Konkret habe ich mich bereits als Kind, aber auch als Erwachsener gefragt, weshalb ich mich stets mit dem Erreichten nie ganz zufrieden geben konnte, beinahe getrieben von der Vorstellung, ich müsse unentwegt etwas besseres planen, als dort auszuruhen und genügsam zu sein, wo man angekommen ist, nachdem man zuvor bestimmte Ziele gesteckt hatte. Wir leben zugegebenermassen in einer höchst kompetitiven Leistungsgesellschaft, in welcher hierarchische Strukturen bestehen, in denen wir uns einzubinden versuchen; und es ist evolutionsbedingt nicht von der Hand zu weisen, dass gewisse genetische Voraussetzungen gegeben sind, um je nach Art Überlebensstrategien zu entwickeln.
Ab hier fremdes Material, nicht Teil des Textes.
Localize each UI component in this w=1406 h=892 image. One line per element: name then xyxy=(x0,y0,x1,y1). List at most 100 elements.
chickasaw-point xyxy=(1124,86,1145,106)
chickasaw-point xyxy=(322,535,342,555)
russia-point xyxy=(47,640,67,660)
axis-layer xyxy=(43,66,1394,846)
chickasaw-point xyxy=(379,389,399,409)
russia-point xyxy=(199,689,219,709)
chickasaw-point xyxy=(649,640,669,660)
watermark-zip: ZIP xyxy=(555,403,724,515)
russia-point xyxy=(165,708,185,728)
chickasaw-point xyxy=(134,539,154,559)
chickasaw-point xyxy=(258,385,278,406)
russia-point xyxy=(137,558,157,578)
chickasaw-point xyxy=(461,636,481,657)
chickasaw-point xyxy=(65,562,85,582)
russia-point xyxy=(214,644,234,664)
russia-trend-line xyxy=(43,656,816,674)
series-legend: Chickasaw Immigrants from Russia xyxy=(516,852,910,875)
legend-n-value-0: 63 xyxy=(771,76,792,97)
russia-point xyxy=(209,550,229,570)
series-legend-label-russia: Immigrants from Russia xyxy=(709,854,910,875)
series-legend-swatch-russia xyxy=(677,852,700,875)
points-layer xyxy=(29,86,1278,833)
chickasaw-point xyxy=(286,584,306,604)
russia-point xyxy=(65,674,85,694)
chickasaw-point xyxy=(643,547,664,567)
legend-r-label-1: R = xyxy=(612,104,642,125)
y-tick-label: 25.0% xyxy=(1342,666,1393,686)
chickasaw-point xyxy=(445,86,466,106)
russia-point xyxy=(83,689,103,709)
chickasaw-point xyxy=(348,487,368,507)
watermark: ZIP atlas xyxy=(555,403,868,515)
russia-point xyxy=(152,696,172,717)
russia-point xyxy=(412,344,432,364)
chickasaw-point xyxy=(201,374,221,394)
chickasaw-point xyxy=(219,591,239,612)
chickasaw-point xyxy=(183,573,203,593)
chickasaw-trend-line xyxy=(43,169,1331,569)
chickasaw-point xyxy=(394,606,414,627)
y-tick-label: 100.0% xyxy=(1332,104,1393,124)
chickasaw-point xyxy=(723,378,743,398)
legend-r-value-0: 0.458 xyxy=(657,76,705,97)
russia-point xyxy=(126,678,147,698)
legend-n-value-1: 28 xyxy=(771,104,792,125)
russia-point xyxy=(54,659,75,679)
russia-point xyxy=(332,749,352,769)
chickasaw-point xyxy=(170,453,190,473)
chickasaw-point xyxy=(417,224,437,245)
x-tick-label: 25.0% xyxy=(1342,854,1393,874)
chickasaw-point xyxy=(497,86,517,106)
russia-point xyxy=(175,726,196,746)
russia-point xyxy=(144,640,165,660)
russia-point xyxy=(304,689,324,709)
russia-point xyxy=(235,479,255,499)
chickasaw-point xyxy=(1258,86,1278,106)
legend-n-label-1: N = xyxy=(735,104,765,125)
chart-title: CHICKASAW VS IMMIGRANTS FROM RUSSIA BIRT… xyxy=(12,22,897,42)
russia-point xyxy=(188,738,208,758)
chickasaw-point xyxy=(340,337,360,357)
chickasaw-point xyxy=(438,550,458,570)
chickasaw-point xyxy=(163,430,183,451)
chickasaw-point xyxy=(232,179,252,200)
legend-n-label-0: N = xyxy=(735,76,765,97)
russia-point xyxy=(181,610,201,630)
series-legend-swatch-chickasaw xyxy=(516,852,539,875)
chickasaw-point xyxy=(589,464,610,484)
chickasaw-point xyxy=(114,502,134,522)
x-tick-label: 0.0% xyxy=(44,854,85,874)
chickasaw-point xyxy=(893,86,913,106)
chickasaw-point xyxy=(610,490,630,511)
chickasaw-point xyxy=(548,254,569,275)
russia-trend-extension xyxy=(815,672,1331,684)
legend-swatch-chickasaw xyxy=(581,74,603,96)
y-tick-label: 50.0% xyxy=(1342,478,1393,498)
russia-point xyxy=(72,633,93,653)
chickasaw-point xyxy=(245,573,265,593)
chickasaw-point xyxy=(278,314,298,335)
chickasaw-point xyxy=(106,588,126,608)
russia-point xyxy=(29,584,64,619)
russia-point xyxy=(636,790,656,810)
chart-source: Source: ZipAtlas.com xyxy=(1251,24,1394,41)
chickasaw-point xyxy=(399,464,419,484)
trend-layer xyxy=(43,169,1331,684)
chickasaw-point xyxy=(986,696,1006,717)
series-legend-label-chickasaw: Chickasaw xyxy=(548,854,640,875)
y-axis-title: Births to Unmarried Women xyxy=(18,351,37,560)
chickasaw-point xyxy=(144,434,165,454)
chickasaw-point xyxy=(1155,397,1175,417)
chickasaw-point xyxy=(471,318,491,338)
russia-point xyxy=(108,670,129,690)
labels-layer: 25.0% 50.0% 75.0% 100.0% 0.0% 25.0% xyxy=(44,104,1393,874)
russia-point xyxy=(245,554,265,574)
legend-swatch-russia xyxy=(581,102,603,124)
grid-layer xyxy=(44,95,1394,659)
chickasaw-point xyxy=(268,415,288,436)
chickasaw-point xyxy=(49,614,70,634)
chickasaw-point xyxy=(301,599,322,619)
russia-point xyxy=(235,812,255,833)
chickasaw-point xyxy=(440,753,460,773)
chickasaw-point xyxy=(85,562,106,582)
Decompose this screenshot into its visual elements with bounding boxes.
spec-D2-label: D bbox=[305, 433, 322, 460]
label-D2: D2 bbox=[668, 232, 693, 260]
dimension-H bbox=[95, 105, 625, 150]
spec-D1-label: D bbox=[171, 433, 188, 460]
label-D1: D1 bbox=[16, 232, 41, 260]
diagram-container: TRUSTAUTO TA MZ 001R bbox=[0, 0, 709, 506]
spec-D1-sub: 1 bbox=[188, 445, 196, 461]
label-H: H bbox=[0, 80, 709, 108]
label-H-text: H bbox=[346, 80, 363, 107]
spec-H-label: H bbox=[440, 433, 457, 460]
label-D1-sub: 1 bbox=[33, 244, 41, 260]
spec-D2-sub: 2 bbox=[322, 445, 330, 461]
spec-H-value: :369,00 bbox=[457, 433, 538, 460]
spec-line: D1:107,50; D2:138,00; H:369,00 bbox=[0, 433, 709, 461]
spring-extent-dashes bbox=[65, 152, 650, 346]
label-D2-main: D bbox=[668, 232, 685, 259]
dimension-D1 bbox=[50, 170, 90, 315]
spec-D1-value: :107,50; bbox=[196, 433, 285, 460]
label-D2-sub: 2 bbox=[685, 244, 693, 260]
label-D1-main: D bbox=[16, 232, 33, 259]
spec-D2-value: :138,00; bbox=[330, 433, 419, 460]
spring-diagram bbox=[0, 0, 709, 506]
Darüber hinaus herrscht die Neugier des Menschen auf alles Neue und die Erforschung von Unbekanntem. Dieser in uns schlummernde Antrieb hat uns seit der Morgenröte der Entwicklung moderner Zivilisationen beschäftigt. Sodann ist historisch auch belegbar, wonach nicht nur Individuen, sondern ganze Stämme, Sippen und Bevölkerungsgruppen neue Territorien eroberten, manchmal sogar mit brutaler Gewalt, und sich Wissensbereiche erschlossen, sogar auf die Gefahr hin dafür geächtet, oder gar getötet zu werden. Forschung und Genügsamkeit schliessen sich aus. Jeden Tag sind wir durch neue Nachrichten in Radio, Fernsehen, Printmedien und digitalen Medien umgetrieben und in Aufruhr versetzt. Eine Schlagzeile soll das Interesse wecken, bisher Unbekanntes erfahren zu wollen. Zutiefst menschlich ist sodann etwas zu begehren, oder sich von einer Sache zu distanzieren. Problematisch wird dies erst, wenn gleichzeitig sich beide Verhaltensweisen auf dasselbe fokussieren. Der so denkende und fühlende Mensch gerät in einen Zwiespalt. „Hans Dampf“ ist hin- und hergerissen. Er ist unschlüssig und ruhelos, aber daher auch nicht ganz glaubwürdig und frech. Diese Eigenschaften soll ich als Kind gehabt haben, falls ich meine Mutter damals nicht missverstanden hatte, denn sie nannte mich öfters einen „Hans Dampf“?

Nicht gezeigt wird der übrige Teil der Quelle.